Il Tribunale di Palermo,in parziale accoglimento della domanda attorea, condannava A.P. al pagamento di 2/4 del valore complessivo del canone di locazione dell’immobile, pari ad Euro 22.530,31, oltre alla rivalutazione monetaria e agli interessi legali; per il giudice, infatti:

a) la domanda nei confronti di A.P. doveva qualificarsi come richiesta di indennita’ per occupazione senza titolo di un immobile altrui, poiche’ risultava che egli aveva occupato parte dell’immobile oggetto del giudizio facendone la sede della sua attivita’ commerciale;

b) del tutto irrilevante peraltro risultava la ricorrenza di un contratto di comodato gratuito tra A.P. e una delle comproprietarie, poiche’ esso non poteva essere opponibile alla parte attrice, stante la eccezionalita’ dell’articolo 1599 c.c. e, quindi, la sua non applicabilita’ a rapporti diversi dalla locazione.

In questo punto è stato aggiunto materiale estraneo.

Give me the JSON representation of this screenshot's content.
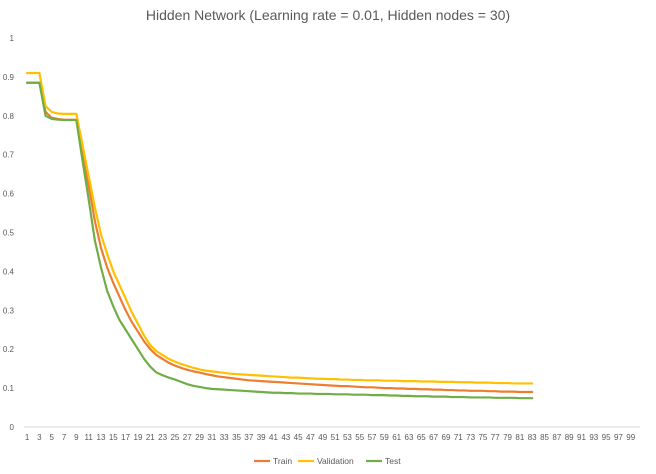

La Corte d’Appello confermava poi la decisione di primo grado, che A.P. impugnava avanti alla Corte di Cassazione, che, in accoglimento del secondo motivo di ricorso, osserva quanto segue:

a) la Corte d’Appello non ha fatto buon governo dei principi emersi dalla giurisprudenza di legittimita’ a sezioni unite (Cass., Sez. un., 04/07/2012, n. 11135) che, in un vicenda riguardante il contratto di locazione, ma la cui ratio decidendi puo’ essere estesa al contratto di comodato, dopo aver esaminato le differenti linee interpretative emerse nel corso del tempo, tra cui quella fondata sul principio della parita’ dei poteri gestori dei comproprietari e del reciproco rapporto di rappresentanza tra comunisti, ha criticato sia la tesi, fino ad allora prevalente, del mandato disgiuntivo presunto, sia quella dell’estraneita’ degli altri comproprietari rispetto al contratto stipulato da uno dei comunisti, fatta propria dalla sentenza oggetto dell’odierna impugnazione;

b)  al contrario, la fattispecie deve essere ricondotta nell’ambito di applicazione delle disposizioni concernenti la gestione di affari altrui ed ha espresso il seguente principio di diritto: “La locazione della cosa comune da parte di uno dei comproprietari rientra nell’ambito della gestione di affari ed e’ soggetta alle regole di tale istituto, tra le quali quella di cui all’articolo 2032 c.c., sicche’, nel caso di gestione non rappresentativa, il comproprietario non locatore puo’ ratificare l’operato del gestore e, ai sensi dell’articolo 1705 c.c., comma 2, applicabile per effetto del richiamo al mandato contenuto nel citato articolo 2032 c.c., esigere dal conduttore, nel contraddittorio con il comproprietario locatore, la quota dei canoni corrispondente alla rispettiva quota di proprieta’ indivisa“;

c) nel caso di specie, l’Amministrazione Giudiziaria della ditta SB., pur potendo richiedere l’immediato rilascio dell’immobile in assenza di ratifica del contratto di comodato, non aveva il diritto di pretendere dall’odierno ricorrente l’indennita’ per occupazione senza titolo, stante che il contratto di comodato stipulato dalla comproprietaria, a differenza di quanto ritenuto dalla sentenza gravata, avrebbe dovuto considerarsi un contratto opponibile.